Concrete road model in my considered view cannot completely replace the use of asphalt in road construction. What is important in road construction using asphalt is the quality of roads. There are some instances, where concrete is used in paving roads, for example parking lots, construction of stacking areas and ports access road due to movement of heavy duty equipment (like in the port). In comparison to asphalt, concrete paving is usually very costly in road construction considering the limited resources at our disposal. Also, removal and replacement of damaged concrete is difficult, time consuming and costly whereas asphalt is simple, easier to apply and cheaper to replace. Complete asphalt resurfacing is usually fast and cost effective compared to concrete Generally speaking, concrete road construction model has an advantage over asphalt where the road could experience heavy vehicular traffic; heavy-duty trucks or the road is running through a, marshy environment. We must recollect that no matter how well a road was constructed, it will still require adequate and regular maintenance to preserve its quality.
For decades, the country has been lagging behind in embracing maintenance culture, why?
Maintenance is key to sustenance and durability of engineering infrastructures, e.g. our roads. Unfortunately, lack of maintenance has been a great challenge in our country. To ensure continuous maintenance of roads, the federal government introduced tollgate on federal roads and established Federal Road Maintenance Agency (FERMA). When it was not effective, the tollgates were removed and replaced with petroleum tax on every liter of premium motor spirit bought. There must be deliberate and sincere policy of appropriately utilising whatever is raised as taxes or budgeted for in maintaining our roads. All budgeted sums must be channeled into maintaining our roads to reduce the loss of lives and properties on our roads. Government should strengthen FERMA Act in order to check all the abuses associated with it.

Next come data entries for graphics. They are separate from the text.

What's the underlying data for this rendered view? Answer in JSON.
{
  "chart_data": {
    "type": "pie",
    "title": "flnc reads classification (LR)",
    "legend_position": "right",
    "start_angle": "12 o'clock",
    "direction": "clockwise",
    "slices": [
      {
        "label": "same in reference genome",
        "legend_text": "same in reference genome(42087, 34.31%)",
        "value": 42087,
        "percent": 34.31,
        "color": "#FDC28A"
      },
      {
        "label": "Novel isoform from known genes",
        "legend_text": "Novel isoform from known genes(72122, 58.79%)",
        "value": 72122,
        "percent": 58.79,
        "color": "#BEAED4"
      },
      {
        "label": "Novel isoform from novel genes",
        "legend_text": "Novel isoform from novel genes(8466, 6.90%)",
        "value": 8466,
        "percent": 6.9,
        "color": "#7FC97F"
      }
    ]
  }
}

Can we as a country consider the option of composite pavement for construction of major highways in the country to make it more durable?
Generally, some major high ways in Nigeria can be constructed with Composite pavement. This type of pavement combines concrete sub-layer with an asphalt laid on the top layer. This approach can improve the durability of our roads. The challenge sometimes is the movement between the undelaying joints, which could cause deflection of the concrete slabs from the axle loads.
Lack of synergy between Nigerian Building Road Research Institute (NBRRI), universities and colleges on appropriate research has also been identified as a problem in road construction in the country. How can it be addressed?
There appears lack of collaboration/synergy between the relevant research institute/universities and colleges in Nigerian. The relevant bodies that accredit some of their programme should look at areas where these institutions will work collaboratively in certain areas to address certain research problems of the construction industry. There is a disconnection between academic institution and the industry. There is the need for industry/academic collaboration. This will involves the construction companies to partner with academia in the area of sponsoring research. This will enable research to be tailored to specific industrial problem that could be a breakthrough in the industry. To address the problem thereof, there should be industry/ academic collaboration in research.
Research exhibition forum’ should also be created to bring all the relevant bodies together and we should ensure that special grant for specific industry problems be given for research within the relevant academic/research institutions. This will encourage collaborations and partnerships.